Artikel 6.12 van de Wet ruimtelijke ordening stelt dat de gemeenteraad gelijktijdig met de vaststelling van het bestemmingsplan moet besluiten om al dan niet een exploitatieplan vast te stellen. Hoofdregel is dat een exploitatieplan moet worden vastgesteld bij elk bestemmingsplan. Er zijn echter uitzonderingen. Het is mogelijk dat de raad verklaart dat met betrekking tot een bestemmingsplan geen exploitatieplan wordt vastgesteld indien het verhaal van kosten van de grondexploitatie anderszins is verzekerd of het stellen van nadere eisen en regels niet noodzakelijk is.

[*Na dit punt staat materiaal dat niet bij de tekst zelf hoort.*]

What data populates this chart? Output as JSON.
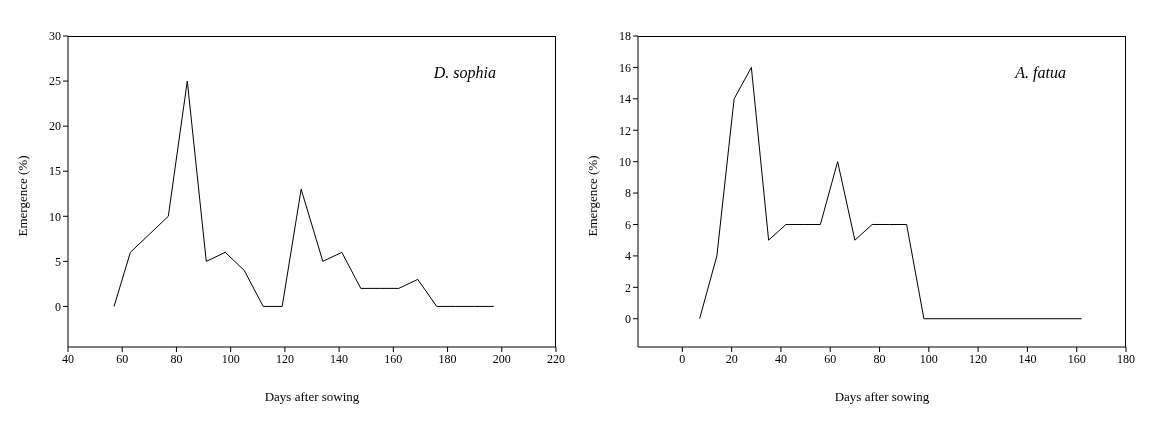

Bij de woningbouwontwikkeling gaat het om een particulier initiatief. In het voorliggende geval is een anterieure overeenkomst gesloten tussen initiatiefnemer en de gemeente . Hierin wordt tevens het risico van planschade opgenomen zodat het kostenverhaal voor de gemeente volledig is verzekerd. Het plan is economisch uitvoerbaar.
In het Besluit algemene regels ruimtelijke ordening (Barro) zijn de nationale belangen die juridische borging vereisen opgenomen. Het Barro is gericht op doorwerking van nationale belangen in gemeentelijke bestemmingsplannen. Geoordeeld wordt dat dit bestemmingsplan geen nationale belangen schaadt. Daarom is afgezien van het voeren van vooroverleg met het Rijk.
In het kader van het vooroverleg ex artikel 3.1.1. Bro is het voorliggende bestemmingsplan voorgelegd aan de provincie Zuid-Holland. Uit de vooroverlegreactie van de provincie blijkt dat er geen belemmeringen zijn voor onderhavig plan.
Door middel van de digitale watertoets is het waterschap geïnformeerd. Uit de digitale watertoets bleek dat sprake is van de procedure 'normale procedure'. In het kader van het wettelijke vooroverleg is het plan voorgelegd aan het waterschap. Uit het vooroverleg is gebleken dat geen het waterschap geen op- of aanmerkingen heeft op onderhavig plan.
Het ontwerpbestemmingsplan heeft voor een periode van zes weken ter inzage gelegen. Gedurende deze periode zijn geen zienswijzen ingediend. Het bestemmingsplan in ongewijzigd vastgesteld.